The population of elephants in Thailand is dwindling. Currently, there is an estimated three to four thousand elephants in this country and half of these have been domesticated. Many domesticated elephants experience trauma throughout their lives and abuse often begins at the very onset of their interactions with humans. For centuries elephants in Thailand have been domesticated through a brutal tradition called “crushing” where elephants are caged and tortured until their wild spirit is “crushed”. Depending on the elephant’s mahout (caretaker) the elephant may go on to experience other abuses that may eventually lead to injury so severe the creature is rendered useless to its owner. This is where the Elephant Nature Park comes in.
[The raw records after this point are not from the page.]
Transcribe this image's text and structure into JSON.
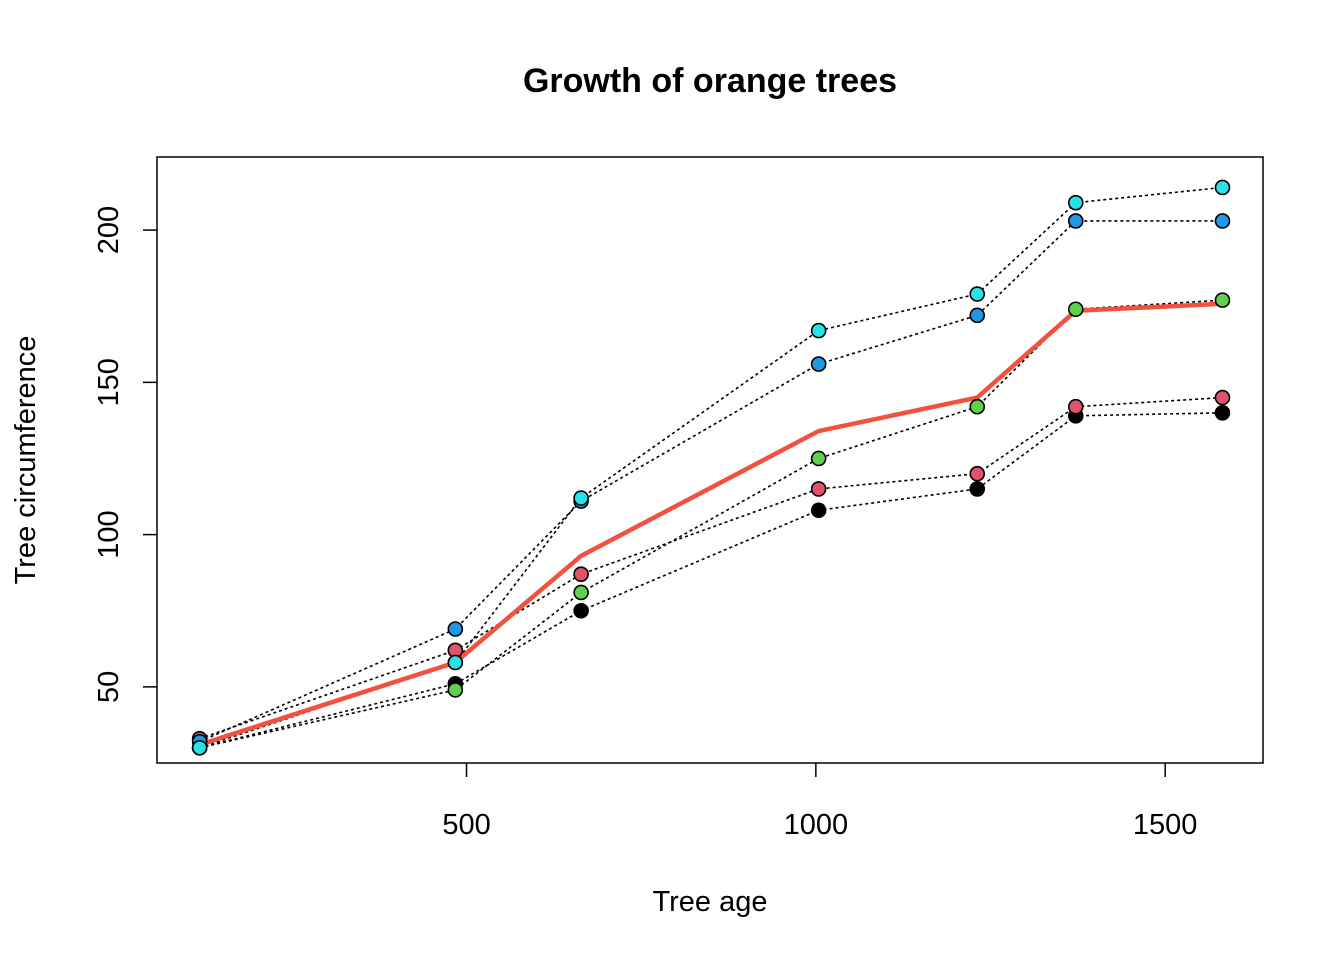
{
  "chart_data": {
    "type": "line",
    "title": "Growth of orange trees",
    "xlabel": "Tree age",
    "ylabel": "Tree circumference",
    "xlim": [
      57,
      1640
    ],
    "ylim": [
      25,
      224
    ],
    "x_ticks": [
      500,
      1000,
      1500
    ],
    "y_ticks": [
      50,
      100,
      150,
      200
    ],
    "grid": false,
    "legend": "none",
    "x": [
      118,
      484,
      664,
      1004,
      1231,
      1372,
      1582
    ],
    "series": [
      {
        "color": "#000000",
        "line": "dotted",
        "values": [
          30,
          51,
          75,
          108,
          115,
          139,
          140
        ]
      },
      {
        "color": "#DF536B",
        "line": "dotted",
        "values": [
          33,
          62,
          87,
          115,
          120,
          142,
          145
        ]
      },
      {
        "color": "#61D04F",
        "line": "dotted",
        "values": [
          30,
          49,
          81,
          125,
          142,
          174,
          177
        ]
      },
      {
        "color": "#2297E6",
        "line": "dotted",
        "values": [
          32,
          69,
          111,
          156,
          172,
          203,
          203
        ]
      },
      {
        "color": "#28E2E5",
        "line": "dotted",
        "values": [
          30,
          58,
          112,
          167,
          179,
          209,
          214
        ]
      },
      {
        "color": "#F4503E",
        "line": "solid-thick",
        "values": [
          31,
          58,
          93,
          134,
          145,
          173.5,
          175.8
        ]
      }
    ]
  }
}
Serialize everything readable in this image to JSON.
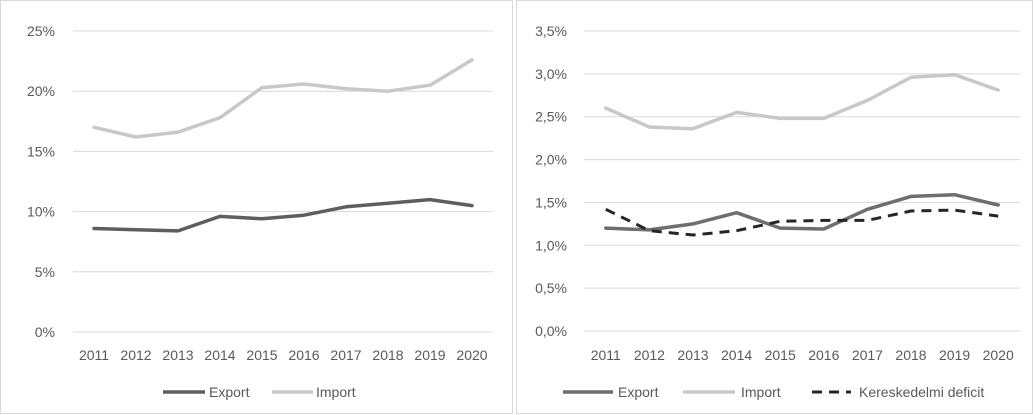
{
  "chart_data": [
    {
      "type": "line",
      "categories": [
        "2011",
        "2012",
        "2013",
        "2014",
        "2015",
        "2016",
        "2017",
        "2018",
        "2019",
        "2020"
      ],
      "ylim": [
        0,
        25
      ],
      "yticks": [
        "0%",
        "5%",
        "10%",
        "15%",
        "20%",
        "25%"
      ],
      "grid": true,
      "legend_position": "bottom",
      "series": [
        {
          "name": "Export",
          "color": "#5e5e5e",
          "dash": "solid",
          "values": [
            8.6,
            8.5,
            8.4,
            9.6,
            9.4,
            9.7,
            10.4,
            10.7,
            11.0,
            10.5
          ]
        },
        {
          "name": "Import",
          "color": "#c8c8c8",
          "dash": "solid",
          "values": [
            17.0,
            16.2,
            16.6,
            17.8,
            20.3,
            20.6,
            20.2,
            20.0,
            20.5,
            22.6
          ]
        }
      ]
    },
    {
      "type": "line",
      "categories": [
        "2011",
        "2012",
        "2013",
        "2014",
        "2015",
        "2016",
        "2017",
        "2018",
        "2019",
        "2020"
      ],
      "ylim": [
        0,
        3.5
      ],
      "yticks": [
        "0,0%",
        "0,5%",
        "1,0%",
        "1,5%",
        "2,0%",
        "2,5%",
        "3,0%",
        "3,5%"
      ],
      "grid": true,
      "legend_position": "bottom",
      "series": [
        {
          "name": "Export",
          "color": "#6e6e6e",
          "dash": "solid",
          "values": [
            1.2,
            1.18,
            1.25,
            1.38,
            1.2,
            1.19,
            1.42,
            1.57,
            1.59,
            1.47
          ]
        },
        {
          "name": "Import",
          "color": "#c8c8c8",
          "dash": "solid",
          "values": [
            2.6,
            2.38,
            2.36,
            2.55,
            2.48,
            2.48,
            2.69,
            2.96,
            2.99,
            2.81
          ]
        },
        {
          "name": "Kereskedelmi deficit",
          "color": "#262626",
          "dash": "dashed",
          "values": [
            1.42,
            1.17,
            1.12,
            1.17,
            1.28,
            1.29,
            1.29,
            1.4,
            1.41,
            1.34
          ]
        }
      ]
    }
  ]
}
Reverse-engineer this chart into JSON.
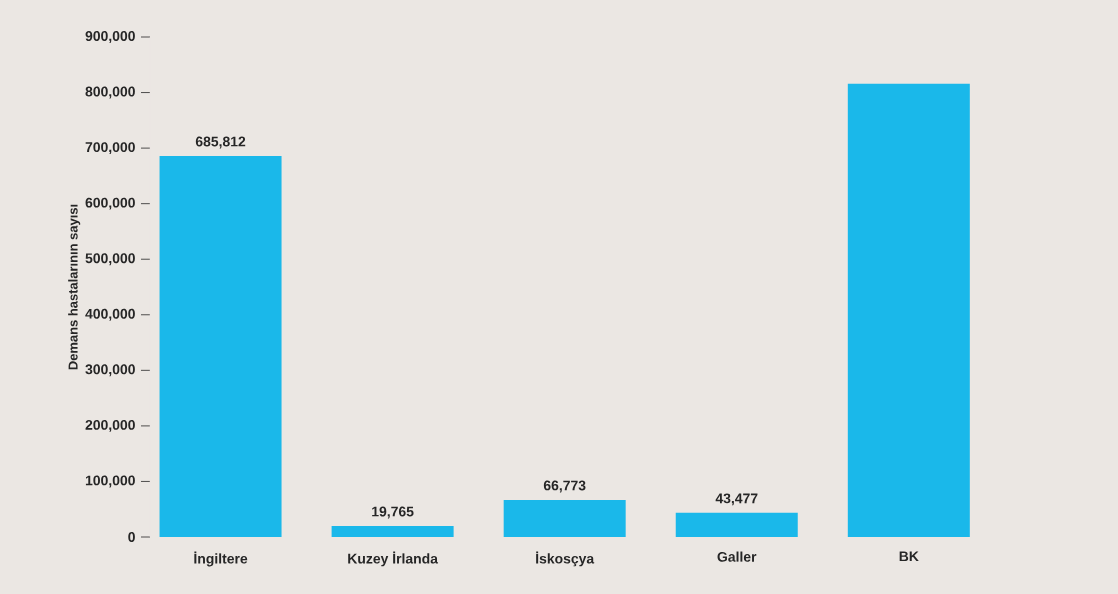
{
  "chart_data": {
    "type": "bar",
    "ylabel": "Demans hastalarının sayısı",
    "categories": [
      "İngiltere",
      "Kuzey İrlanda",
      "İskosçya",
      "Galler",
      "BK"
    ],
    "values": [
      685812,
      19765,
      66773,
      43477,
      816000
    ],
    "value_labels": [
      "685,812",
      "19,765",
      "66,773",
      "43,477",
      null
    ],
    "color": "#1ab8ea",
    "ylim": [
      0,
      900000
    ],
    "yticks": [
      0,
      {
        "value": 100000,
        "label": "100,000"
      },
      {
        "value": 200000,
        "label": "200,000"
      },
      {
        "value": 300000,
        "label": "300,000"
      },
      {
        "value": 400000,
        "label": "400,000"
      },
      {
        "value": 500000,
        "label": "500,000"
      },
      {
        "value": 600000,
        "label": "600,000"
      },
      {
        "value": 700000,
        "label": "700,000"
      },
      {
        "value": 800000,
        "label": "800,000"
      },
      {
        "value": 900000,
        "label": "900,000"
      }
    ],
    "grid": false
  }
}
We spent an entire day at the Elephant Nature Park. Our guide picked our group up at our hotel and drove us to the park. Upon arrival we had the chance to feed a few elephants. Teddy was keen on feeding them watermelon but it took my other two children some time to warm up to the idea. After feeding time we walked around the park to meet some of the elephants that had been rescued and rehabilitated. The elephants told their stories silently. Our guide acted as a translator of sorts putting words to the scars many of the elephant bore. Forced breeding, illegal logging, riding camps, exploding mine… there are now just over forty elephants at the sanctuary. After a Thai lunch buffet there was a documentary about elephants in Thailand. It was rather graphic in parts especially when they showed a “crushing”, so most of children sat out. Then it was bathing time! The mahouts guided the older elephants into the water and tours groups splashed them with water. While our elephant wasn’t keen on this part of the day we learned that it was necessary for keeping her skin healthy. After the elephant left there was a full out water fight! In the last part of the day we had the chance to see the baby elephants and get chased by one particularly mischievous one which was thrilling and frightening.
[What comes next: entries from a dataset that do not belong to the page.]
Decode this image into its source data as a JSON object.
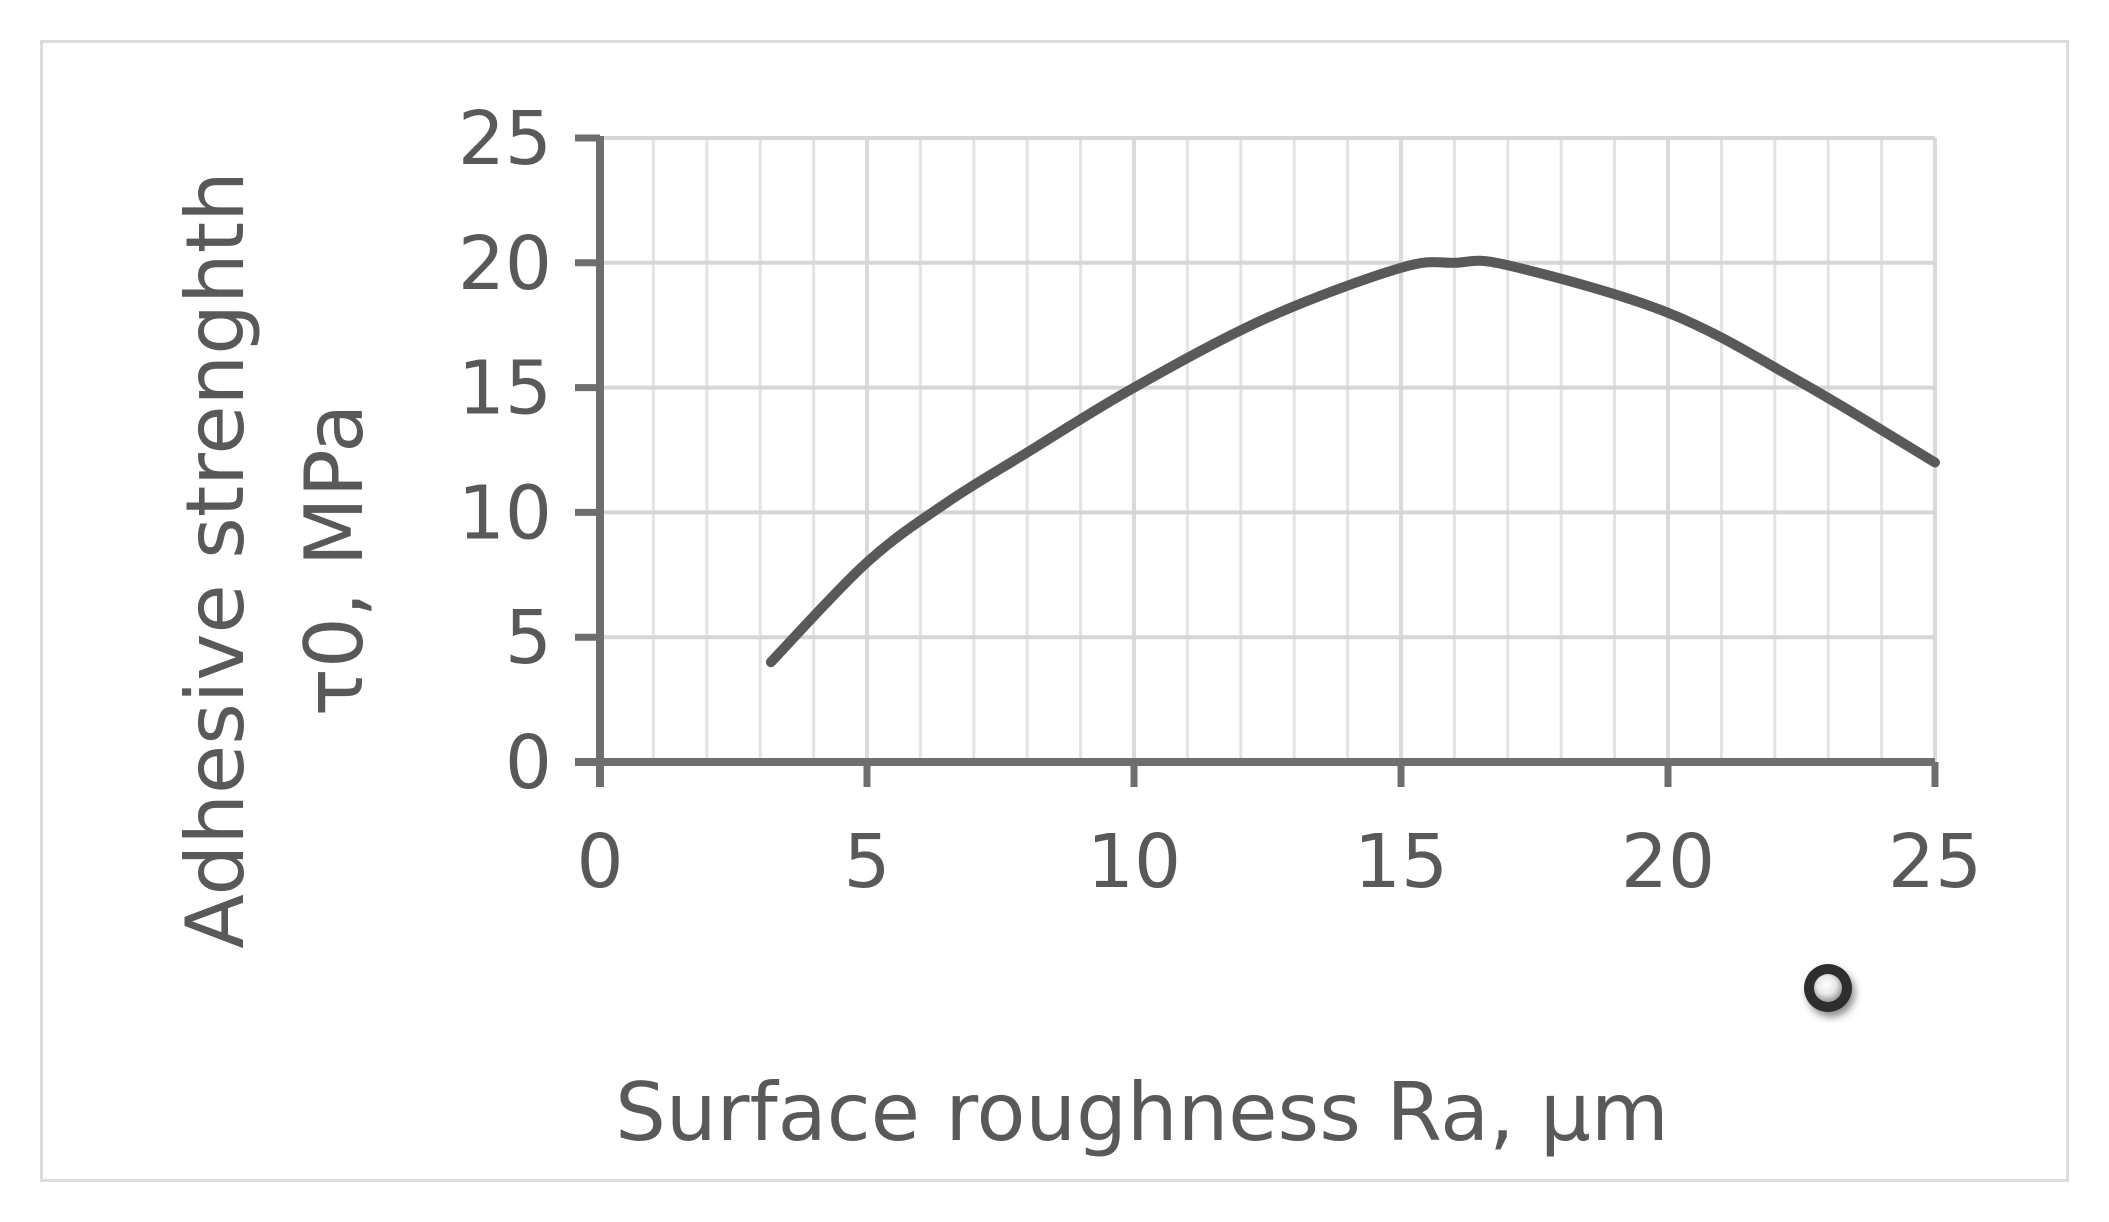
{
  "chart_data": {
    "type": "line",
    "title": "",
    "xlabel": "Surface roughness Ra, μm",
    "ylabel_line1": "Adhesive strenghth",
    "ylabel_line2": "τ0, MPa",
    "xlim": [
      0,
      25
    ],
    "ylim": [
      0,
      25
    ],
    "x_ticks": [
      "0",
      "5",
      "10",
      "15",
      "20",
      "25"
    ],
    "y_ticks": [
      "0",
      "5",
      "10",
      "15",
      "20",
      "25"
    ],
    "grid": true,
    "minor_gridlines_x": true,
    "series": [
      {
        "x": [
          3.2,
          5,
          6.5,
          8,
          10,
          12.5,
          15,
          16,
          17,
          20,
          22.5,
          25
        ],
        "y": [
          4,
          8,
          10.4,
          12.4,
          15,
          17.8,
          19.8,
          20,
          19.9,
          18,
          15.2,
          12
        ],
        "color": "#595959"
      }
    ],
    "marker_color": "#3a3a3a"
  }
}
As we prepared to leave we took a peek at the small gift shop. There were a variety of things but the highlight for us was a shelf of hand carved wood elephants. These were made by the mahouts at the park. Each elephant at the sanctuary has a mahout, many of which are from the isolated and impoverished Burma. While the mahout make a very small income they sell these carved elephants as a way of making a little extra money to send home to their families. We bought a lovely one and it will be a constant reminder of the suffering and the beauty we encountered during our visit.
It should be noted that the cost of visiting the Elephant Nature Park for a Single Day Visit is 2500 baht ($80 cad) for adults and 1250 baht ($40 cad) for children. There are no elephant rides and direct contact with the elephants is carefully limited and supervised. There is significant emphasis placed on respecting the elephants and personal safety. However, it is an educational experience that will change the way you see and interact with elephants possibly for life. The park is a not-for-profit organization so all the money they receive goes towards caring of the elephants, paying the large staff and maintaining the park. Also I want to share that there are volunteer opportunities at the park, which is something worth considering if you are travelling to Thailand.